Ici, il ne se passe rien. Rien d’intéressant. Rien qui ne vaille la peine d’en parler à qui que ce soit. À qui pourrais-je bien parler d’ailleurs ? Je ne sais même pas si c’est une vie de passer ses journées dans cette plaine déprimante. C’est à peine si quelques arbres viennent ponctuer le paysage. Ça sent la terre grasse, noire et fertile, une odeur qui imprègne, une odeur visqueuse qui épanche doucement ses relents acres. Parfois la pluie fait remonter des odeurs plus malsaines encore, comme si la terre vomissait l’haleine fétide des soldats, morts ici au champ du déshonneur de la race humaine, tumulus des champs de betterave, quelques futaies perdues en de vagues lignes esseulées incapables de résister à la houle d’Éole. Ce vent est fertile pour ceux qui détiennent la terre, il est aride pour ceux qui ne peuvent rien en faire. Il chante les louanges des grandes familles sucrières. Où qu’ils vivent, quelle que soit l’histoire de cette terre, ils ont ici des rentes à exploiter des hectares à perte de vue de maïs, de blé, de betterave, de colza. De la nourriture pour rembourrer le matelas moelleux de leur vie confortable, bercé par le cristal des verres que l’on porte en lisière de lèvre. Ils doivent être gras à souhait et leurs femmes replètes comme des bonbonnes de vin bon marché. Santé ! C’est pas une vie de voir couler les heures dans un paysage comme celui-là à faire la bordure de la départementale. D’ailleurs seuls ceux qui ne savent pas marcher restent ici à écrémer la plaine brumeuse rompue ça et là par quelques clochers de village dominant des petites maisons de briques qui ne cachent ni la misère, ni la solitude.
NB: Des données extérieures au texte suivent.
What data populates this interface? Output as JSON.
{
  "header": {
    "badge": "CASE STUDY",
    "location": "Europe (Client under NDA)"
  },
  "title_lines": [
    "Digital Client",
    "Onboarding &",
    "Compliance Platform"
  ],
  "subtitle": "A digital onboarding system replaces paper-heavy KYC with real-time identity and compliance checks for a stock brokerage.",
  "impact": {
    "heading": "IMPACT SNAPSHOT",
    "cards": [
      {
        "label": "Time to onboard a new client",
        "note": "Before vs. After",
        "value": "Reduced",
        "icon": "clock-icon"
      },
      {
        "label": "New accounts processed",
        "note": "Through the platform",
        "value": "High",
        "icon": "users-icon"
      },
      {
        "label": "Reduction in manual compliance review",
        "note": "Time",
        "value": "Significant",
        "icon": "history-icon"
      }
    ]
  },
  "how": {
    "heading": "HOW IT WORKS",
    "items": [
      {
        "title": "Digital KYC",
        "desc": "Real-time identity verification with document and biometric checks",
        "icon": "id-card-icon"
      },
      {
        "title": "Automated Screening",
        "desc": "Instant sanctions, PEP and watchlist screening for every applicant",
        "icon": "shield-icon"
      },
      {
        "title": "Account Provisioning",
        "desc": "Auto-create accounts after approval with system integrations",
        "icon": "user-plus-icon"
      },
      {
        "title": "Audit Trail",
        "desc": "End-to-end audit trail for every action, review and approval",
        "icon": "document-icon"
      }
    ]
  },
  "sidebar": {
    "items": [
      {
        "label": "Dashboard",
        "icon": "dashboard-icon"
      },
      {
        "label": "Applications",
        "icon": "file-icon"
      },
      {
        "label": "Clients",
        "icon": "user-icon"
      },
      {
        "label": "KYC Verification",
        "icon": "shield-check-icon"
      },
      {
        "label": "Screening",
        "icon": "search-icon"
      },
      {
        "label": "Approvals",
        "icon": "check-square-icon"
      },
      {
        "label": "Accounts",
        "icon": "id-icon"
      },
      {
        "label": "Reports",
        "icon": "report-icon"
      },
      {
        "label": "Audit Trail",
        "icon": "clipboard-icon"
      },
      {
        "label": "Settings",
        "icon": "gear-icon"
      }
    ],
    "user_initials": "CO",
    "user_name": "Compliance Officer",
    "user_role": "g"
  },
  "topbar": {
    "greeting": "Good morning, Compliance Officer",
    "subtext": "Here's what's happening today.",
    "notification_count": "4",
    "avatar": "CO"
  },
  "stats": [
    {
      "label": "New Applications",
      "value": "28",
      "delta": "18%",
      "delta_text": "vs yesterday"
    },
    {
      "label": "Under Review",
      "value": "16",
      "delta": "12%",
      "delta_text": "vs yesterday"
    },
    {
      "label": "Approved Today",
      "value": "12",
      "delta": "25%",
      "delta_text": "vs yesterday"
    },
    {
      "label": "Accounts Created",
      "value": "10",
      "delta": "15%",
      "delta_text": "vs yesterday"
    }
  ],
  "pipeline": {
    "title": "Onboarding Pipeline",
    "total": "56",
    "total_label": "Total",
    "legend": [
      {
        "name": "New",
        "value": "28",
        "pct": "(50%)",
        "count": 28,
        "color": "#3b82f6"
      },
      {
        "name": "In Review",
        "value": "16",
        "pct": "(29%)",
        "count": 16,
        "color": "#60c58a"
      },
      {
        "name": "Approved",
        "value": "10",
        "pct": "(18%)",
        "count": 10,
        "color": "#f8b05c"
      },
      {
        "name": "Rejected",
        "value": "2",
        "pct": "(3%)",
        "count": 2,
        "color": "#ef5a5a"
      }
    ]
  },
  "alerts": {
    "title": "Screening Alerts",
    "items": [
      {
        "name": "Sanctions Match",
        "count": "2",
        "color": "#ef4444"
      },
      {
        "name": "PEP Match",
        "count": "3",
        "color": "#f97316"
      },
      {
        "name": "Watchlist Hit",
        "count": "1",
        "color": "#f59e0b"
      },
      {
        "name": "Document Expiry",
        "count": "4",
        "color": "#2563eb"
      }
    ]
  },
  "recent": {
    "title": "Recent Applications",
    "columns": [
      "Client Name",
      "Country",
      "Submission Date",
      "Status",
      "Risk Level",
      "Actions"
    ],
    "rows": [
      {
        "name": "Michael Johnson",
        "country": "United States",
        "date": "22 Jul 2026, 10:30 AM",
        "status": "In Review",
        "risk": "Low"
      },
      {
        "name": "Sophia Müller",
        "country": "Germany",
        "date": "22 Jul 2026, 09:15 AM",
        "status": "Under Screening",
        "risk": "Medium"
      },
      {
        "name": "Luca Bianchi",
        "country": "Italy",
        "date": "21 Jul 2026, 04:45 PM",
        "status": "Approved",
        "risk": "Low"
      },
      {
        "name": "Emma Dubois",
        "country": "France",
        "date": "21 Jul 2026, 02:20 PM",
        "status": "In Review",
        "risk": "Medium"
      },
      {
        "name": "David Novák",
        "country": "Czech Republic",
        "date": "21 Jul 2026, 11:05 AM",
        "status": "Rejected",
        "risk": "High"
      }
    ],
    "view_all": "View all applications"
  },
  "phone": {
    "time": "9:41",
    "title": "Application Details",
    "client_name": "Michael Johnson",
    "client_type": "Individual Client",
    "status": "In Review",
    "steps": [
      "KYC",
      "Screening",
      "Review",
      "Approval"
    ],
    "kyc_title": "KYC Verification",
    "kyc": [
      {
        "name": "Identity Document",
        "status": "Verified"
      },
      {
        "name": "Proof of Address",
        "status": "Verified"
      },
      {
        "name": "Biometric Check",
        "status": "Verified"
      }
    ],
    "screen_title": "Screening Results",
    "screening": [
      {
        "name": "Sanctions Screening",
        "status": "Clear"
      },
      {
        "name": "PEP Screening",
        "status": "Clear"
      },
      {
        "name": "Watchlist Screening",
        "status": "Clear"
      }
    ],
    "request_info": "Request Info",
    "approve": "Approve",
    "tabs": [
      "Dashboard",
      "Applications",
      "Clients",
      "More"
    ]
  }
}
Je suis de ceux-là. Je ne marche plus, mettre un pas, ne serait-ce qu’un pas devant moi m’est devenue une idée absurdement inaccessible. Est-ce cela arriver en fin de vie, perdre les automatismes de l’enfance ? Perdre les quelques rêves éparses qui nous ont tenu la main trente ans durant. Je me force à imaginer que les voitures qui passent sans me voir sont des oiseaux qui voyagent du Nord vers le Sud, ou du Sud vers le Nord, ça m’aide parfois… rarement en fait. J’ai l’impression de m’être échouée ici au milieu de nulle part. Ça me va. Le rien me va et je n’aspire à rien. Voie de garage pour locomotive éreintée, je suis une motrice mise à la casse par son fidèle conducteur. Je passe mes journées à regarder le vide et à attendre.

Attendre.

Compter.

Voir des nuages et le ciel autour. Voir des arbres et la terre autour. Quand l’attente est satisfaite je disparais, je plie ma chaise, passe au volant et conduit somnolente une route jonchée de croix blanches alignées parfaitement dans un ordre militaire qui cherche à nier la souffrance et les morts nés du chaos des hommes. Morts-nés perdus à jamais pour des siècles et des siècles. Une goutte négligeable fondue aux océans de l’univers. Je conduis somnambule, morte. Aucun express vers un refuge loin en moi, m’enterrer sans corps pour ne pas me voir, me cacher et me tuer pour ne pas vivre, pour ne rien mémoriser des heures qui viennent de passer. Dieu m’a vu naître. Dieu ne me voit plus. Je suis devenue invisible, une chose, celle que j’ai rejeté, celle qui respire le souffre d’un morne enfer. Elle n’est plus pour moi, celle d’avant je la regarde de loin en loin, un point sur l’horizon. Lui et moi l’avons fait mourir comme on coule le cadavre d’un corps lesté par une ceinture de plomb abandonnée aux failles infinies des entrailles de la terre. Je ne me noie plus, je suis déjà morte. Je coule sans crainte. Putain prisonnière de la semence immonde et chlorhydrique des entrailles de la terre, chair putrescible, je suis une terre infertile.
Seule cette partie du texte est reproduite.